Vom südafrikanischen Erzbischof Tutu kam beispielsweise der Satz: Wenn die Welt
jetzt nichts lernt, kann sie Friede und Stabilität vergessen. Senator Leahy von den
Vereinigten Staaten fand den Umfang eigener Entwicklungshilfe nur lächerlich.
Der bekannte Ökonom Jeffrey Sachs mahnte an, daß unzählige Menschen in der dritten Welt
unnötig sterben. Man könnte dies recht einfach verhindern. Einen beginnenden Einsatz
dafür zeigt auch der reichste Mann der Erde.
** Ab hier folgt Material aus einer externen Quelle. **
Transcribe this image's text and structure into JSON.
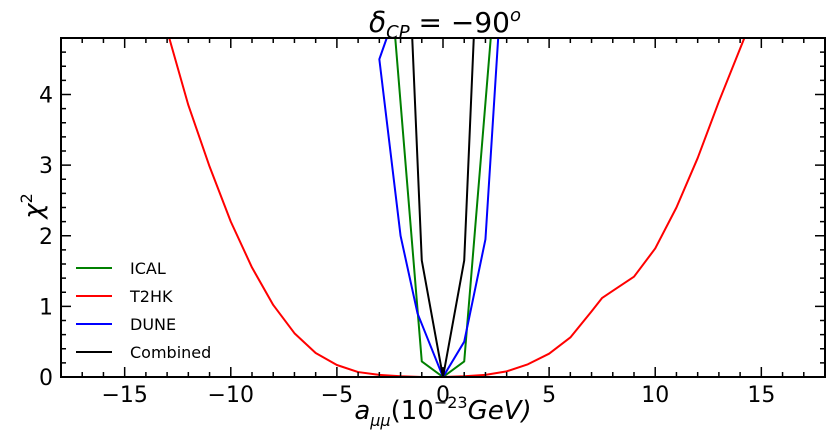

Bill Gates gründete mit seiner Frau eine
eigene Stiftung, in die bereits etliche Millionen geflossen sind, um vor allem der
Aids-Katastrophe in Afrika etwas entgegen zu setzen. Gegenüber dieser doch recht überraschenden Ausrichtung des
Welt-Wirtschafts-Forums gerieten die üblichen Konjunkturbetrachtungen und sonstigen
Wirtschaftsthemen etwas ins Hintertreffen. Daran hatte sicher auch Anteil, daß
gleichzeitig 50 Vertreter verschiedener Religionen eingeladen waren, die mit den anderen
Anwesenden ins Gespräch kamen. Das Schlußwort vom Generalsekretär der Vereinten
Nationen, Kofi Annan, war deutlich. Unter anderem wies er auf die
Landwirtschaftssubventionen der Vereinigten Staaten wie auch der Europäischen Union hin,
woduch entsprechende Waren aus den südlichen Ländern vom Markt verdrängt werden. Die
Entwicklung ärmerer Regionen wird dadurch verhindert. Kofi Annan zog auch die Verbindung
zu Porto Alegre. Man müsse sich den Vorwürfen stellen und sie durch eigene Taten zu
entkräften versuchen. Dort in Brasilien waren etwa 60 000 Menschen aus 2100 Gruppierungen
versammelt. Sie vertraten soziale und Menschenrechtsthemen sowie auch ökologische
Probleme. Die globalisierungskritische Bewegung erwies sich als bunt und breit gefächert.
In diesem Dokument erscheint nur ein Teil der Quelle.